Akkoord in EU over ontwikkelingshulp
De EU-landen hebben overeenstemming bereikt over een verhoging van de nationale budgetten voor ontwikkelingssamenwerking. In 2006 willen zij op dit terrein gemiddeld 0,39 procent van het bruto binnenlands product (bbp) uitgeven.
De Unie zal dit standpunt volgende week inbrengen op een VN-conferentie in het Mexicaanse Monterrey. Zij blijft met haar streefdoel overigens nog steeds onder het niveau van 0,7 procent dat enkele decennia geleden al door de Verenigde Naties als richtsnoer is vastgelegd. Eurocommissaris Nielson zei donderdag dat het akkoord „een sterke basis voor leiderschap” verschaft bij de komende besprekingen.
Volgens de nieuwe afspraken moeten de lidstaten die nu onder het beoogde percentage zitten hun begroting op het betrokken beleidsgebied bijstellen tot in ieder geval 0,33 procent.
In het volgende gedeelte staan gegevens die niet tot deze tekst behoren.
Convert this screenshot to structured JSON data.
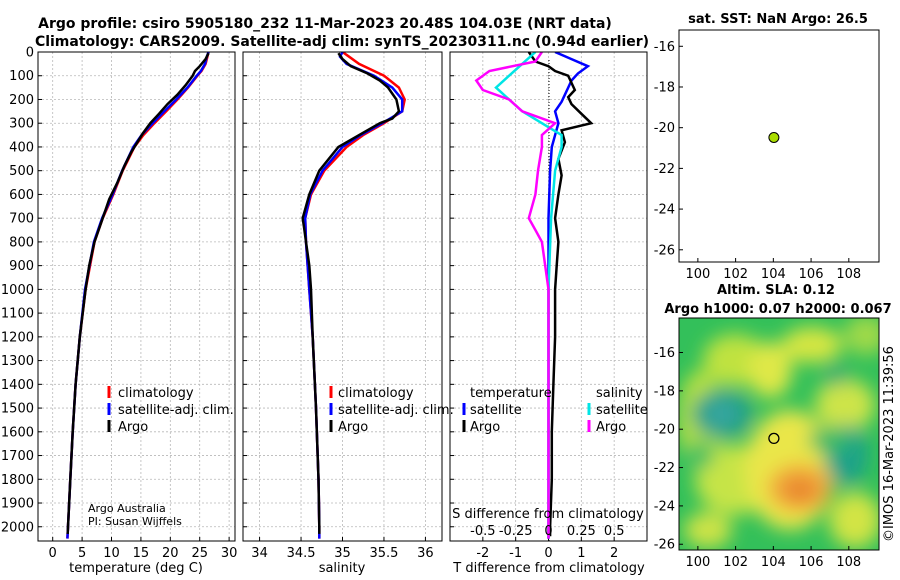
{
  "header": {
    "line1": "Argo profile: csiro 5905180_232 11-Mar-2023 20.48S 104.03E (NRT data)",
    "line2": "Climatology: CARS2009. Satellite-adj clim: synTS_20230311.nc (0.94d earlier)"
  },
  "colors": {
    "climatology": "#ff0000",
    "satellite": "#0000ff",
    "argo": "#000000",
    "sat_t_diff": "#00e5e5",
    "sat_s_diff": "#ff00ff",
    "marker": "#aadd00"
  },
  "panel_temp": {
    "xlabel": "temperature (deg C)",
    "legend": [
      "climatology",
      "satellite-adj. clim.",
      "Argo"
    ],
    "credit1": "Argo Australia",
    "credit2": "PI: Susan Wijffels"
  },
  "panel_sal": {
    "xlabel": "salinity",
    "legend": [
      "climatology",
      "satellite-adj. clim.",
      "Argo"
    ]
  },
  "panel_diff": {
    "xlabel": "T difference from climatology",
    "top_label": "S difference from climatology",
    "legend_t_title": "temperature",
    "legend_s_title": "salinity",
    "legend_t": [
      "satellite",
      "Argo"
    ],
    "legend_s": [
      "satellite",
      "Argo"
    ],
    "s_ticks": [
      "-0.5",
      "-0.25",
      "0",
      "0.25",
      "0.5"
    ]
  },
  "panel_sst": {
    "title": "sat. SST: NaN Argo: 26.5"
  },
  "panel_sla": {
    "title1": "Altim. SLA: 0.12",
    "title2": "Argo h1000: 0.07 h2000: 0.067"
  },
  "watermark": "©IMOS 16-Mar-2023 11:39:56",
  "chart_data": [
    {
      "type": "line",
      "name": "temperature profile",
      "xlabel": "temperature (deg C)",
      "ylabel": "depth",
      "xlim": [
        -2.5,
        31
      ],
      "ylim": [
        2060,
        0
      ],
      "xticks": [
        0,
        5,
        10,
        15,
        20,
        25,
        30
      ],
      "yticks": [
        0,
        100,
        200,
        300,
        400,
        500,
        600,
        700,
        800,
        900,
        1000,
        1100,
        1200,
        1300,
        1400,
        1500,
        1600,
        1700,
        1800,
        1900,
        2000
      ],
      "series": [
        {
          "name": "climatology",
          "depth": [
            0,
            20,
            50,
            80,
            100,
            150,
            200,
            250,
            300,
            350,
            400,
            500,
            600,
            700,
            800,
            1000,
            1200,
            1400,
            1600,
            1800,
            2000,
            2050
          ],
          "values": [
            26.5,
            26.3,
            26.0,
            25.3,
            24.6,
            23.0,
            21.2,
            19.3,
            17.3,
            15.4,
            13.9,
            11.9,
            10.3,
            8.5,
            7.1,
            5.6,
            4.6,
            3.9,
            3.4,
            3.0,
            2.6,
            2.5
          ]
        },
        {
          "name": "satellite-adj. clim.",
          "depth": [
            0,
            20,
            50,
            80,
            100,
            150,
            200,
            250,
            300,
            350,
            400,
            500,
            600,
            700,
            800,
            1000,
            1200,
            1400,
            1600,
            1800,
            2000,
            2050
          ],
          "values": [
            26.5,
            26.2,
            25.9,
            25.2,
            24.5,
            22.9,
            21.0,
            19.0,
            17.0,
            15.1,
            13.7,
            11.8,
            10.2,
            8.4,
            7.0,
            5.5,
            4.6,
            3.9,
            3.4,
            3.0,
            2.6,
            2.5
          ]
        },
        {
          "name": "Argo",
          "depth": [
            5,
            30,
            60,
            80,
            100,
            140,
            180,
            220,
            260,
            300,
            340,
            380,
            420,
            480,
            550,
            620,
            700,
            800,
            900,
            1000,
            1200,
            1400,
            1600,
            1800,
            2000,
            2030
          ],
          "values": [
            26.5,
            26.0,
            25.0,
            24.2,
            23.8,
            22.6,
            21.2,
            19.5,
            18.1,
            16.6,
            15.4,
            14.4,
            13.4,
            12.2,
            11.0,
            9.6,
            8.5,
            7.1,
            6.2,
            5.6,
            4.6,
            3.9,
            3.4,
            3.0,
            2.6,
            2.55
          ]
        }
      ]
    },
    {
      "type": "line",
      "name": "salinity profile",
      "xlabel": "salinity",
      "ylabel": "depth",
      "xlim": [
        33.8,
        36.2
      ],
      "ylim": [
        2060,
        0
      ],
      "xticks": [
        34,
        34.5,
        35,
        35.5,
        36
      ],
      "series": [
        {
          "name": "climatology",
          "depth": [
            0,
            20,
            50,
            100,
            150,
            200,
            250,
            300,
            350,
            400,
            500,
            600,
            700,
            800,
            1000,
            1200,
            1500,
            1800,
            2000,
            2050
          ],
          "values": [
            35.0,
            35.08,
            35.2,
            35.5,
            35.68,
            35.75,
            35.72,
            35.5,
            35.25,
            35.05,
            34.78,
            34.62,
            34.55,
            34.56,
            34.6,
            34.64,
            34.68,
            34.71,
            34.72,
            34.72
          ]
        },
        {
          "name": "satellite-adj. clim.",
          "depth": [
            0,
            20,
            50,
            100,
            150,
            200,
            250,
            300,
            350,
            400,
            500,
            600,
            700,
            800,
            1000,
            1200,
            1500,
            1800,
            2000,
            2050
          ],
          "values": [
            35.0,
            34.97,
            35.05,
            35.38,
            35.6,
            35.72,
            35.72,
            35.48,
            35.22,
            35.0,
            34.76,
            34.61,
            34.55,
            34.56,
            34.6,
            34.64,
            34.68,
            34.71,
            34.72,
            34.72
          ]
        },
        {
          "name": "Argo",
          "depth": [
            5,
            30,
            60,
            90,
            120,
            150,
            200,
            250,
            280,
            300,
            350,
            400,
            500,
            600,
            700,
            750,
            800,
            900,
            1000,
            1200,
            1500,
            1800,
            2000,
            2030
          ],
          "values": [
            34.95,
            35.0,
            35.1,
            35.3,
            35.45,
            35.55,
            35.65,
            35.68,
            35.6,
            35.45,
            35.2,
            34.95,
            34.72,
            34.6,
            34.52,
            34.54,
            34.56,
            34.6,
            34.62,
            34.64,
            34.68,
            34.71,
            34.72,
            34.72
          ]
        }
      ]
    },
    {
      "type": "line",
      "name": "difference from climatology",
      "xlabel": "T difference from climatology",
      "ylabel": "depth",
      "xlim": [
        -3,
        3
      ],
      "ylim": [
        2060,
        0
      ],
      "xticks": [
        -2,
        -1,
        0,
        1,
        2
      ],
      "series": [
        {
          "name": "T satellite",
          "depth": [
            0,
            30,
            60,
            90,
            120,
            150,
            180,
            210,
            250,
            300,
            350,
            400,
            500,
            700,
            1000,
            1500,
            2000,
            2050
          ],
          "values": [
            0.2,
            0.7,
            1.2,
            0.9,
            0.7,
            0.6,
            0.5,
            0.4,
            0.2,
            0.3,
            0.2,
            0.1,
            0.05,
            0.0,
            0.0,
            0.0,
            0.0,
            0.0
          ]
        },
        {
          "name": "T Argo",
          "depth": [
            0,
            40,
            60,
            80,
            100,
            130,
            160,
            190,
            220,
            260,
            300,
            330,
            380,
            450,
            520,
            600,
            700,
            800,
            900,
            1000,
            1200,
            1400,
            1600,
            1800,
            2000,
            2040
          ],
          "values": [
            -0.6,
            -0.4,
            0.0,
            0.2,
            0.6,
            0.7,
            0.8,
            0.6,
            0.7,
            1.0,
            1.3,
            0.4,
            0.5,
            0.3,
            0.4,
            0.3,
            0.2,
            0.3,
            0.25,
            0.2,
            0.2,
            0.15,
            0.1,
            0.1,
            0.05,
            0.05
          ]
        },
        {
          "name": "S satellite",
          "depth": [
            0,
            50,
            100,
            150,
            200,
            250,
            300,
            350,
            400,
            500,
            700,
            1000,
            1500,
            2000,
            2050
          ],
          "values": [
            -0.1,
            -0.2,
            -0.3,
            -0.4,
            -0.3,
            -0.2,
            -0.05,
            0.1,
            0.1,
            0.05,
            0.02,
            0.0,
            0.0,
            0.0,
            0.0
          ]
        },
        {
          "name": "S Argo",
          "depth": [
            0,
            40,
            80,
            120,
            160,
            200,
            250,
            300,
            350,
            400,
            500,
            600,
            700,
            750,
            800,
            1000,
            1500,
            2000,
            2050
          ],
          "values": [
            -0.05,
            -0.1,
            -0.45,
            -0.55,
            -0.5,
            -0.3,
            -0.2,
            0.05,
            -0.05,
            -0.05,
            -0.08,
            -0.1,
            -0.15,
            -0.1,
            -0.05,
            0.0,
            0.0,
            0.0,
            0.0
          ]
        }
      ]
    },
    {
      "type": "scatter",
      "name": "sat. SST",
      "title": "sat. SST: NaN Argo: 26.5",
      "xlim": [
        99,
        109.6
      ],
      "ylim": [
        -26.6,
        -15.2
      ],
      "xticks": [
        100,
        102,
        104,
        106,
        108
      ],
      "yticks": [
        -16,
        -18,
        -20,
        -22,
        -24,
        -26
      ],
      "points": [
        {
          "lon": 104.03,
          "lat": -20.48
        }
      ]
    },
    {
      "type": "heatmap",
      "name": "Altim. SLA",
      "title": "Altim. SLA: 0.12 / Argo h1000: 0.07 h2000: 0.067",
      "xlim": [
        99,
        109.6
      ],
      "ylim": [
        -26.3,
        -14.2
      ],
      "xticks": [
        100,
        102,
        104,
        106,
        108
      ],
      "yticks": [
        -16,
        -18,
        -20,
        -22,
        -24,
        -26
      ],
      "points": [
        {
          "lon": 104.03,
          "lat": -20.48
        }
      ]
    }
  ]
}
De landen die reeds meer dan 0,39 procent bijdragen, zullen dat blijven doen of hun financiële inspanningen verder vergroten.
Duitsland besteedt tot dusver slechts 0,27 procent van het bbp aan hulp voor de derde wereld. De regering van bondskanselier Schröder heeft zich lange tijd verzet tegen duurdere verplichtingen op dit vlak. Zij wijst erop dat de begrotingssituatie, met een tekort dat de in het kader van het stabiliteitspact maximaal toegestane 3 procent nadert, eigenlijk geen uitbreiding van het budget toelaat.
Italië en Griekenland trekken met respectievelijk 0,13 en 0,20 procent nog minder uit. De beste prestaties leveren Denemarken (1,06 procent), Nederland (0,82 procent), Zweden (0,80 procent) en Luxemburg (0,7 procent). Boven op de nationale middelen wordt er door de EU vanuit de gemeenschappelijke kas 4,8 miljard euro ingezet voor hulpprogramma’s. Mondiaal gezien is het blok van de vijftien partners daarmee de belangrijkste donateur.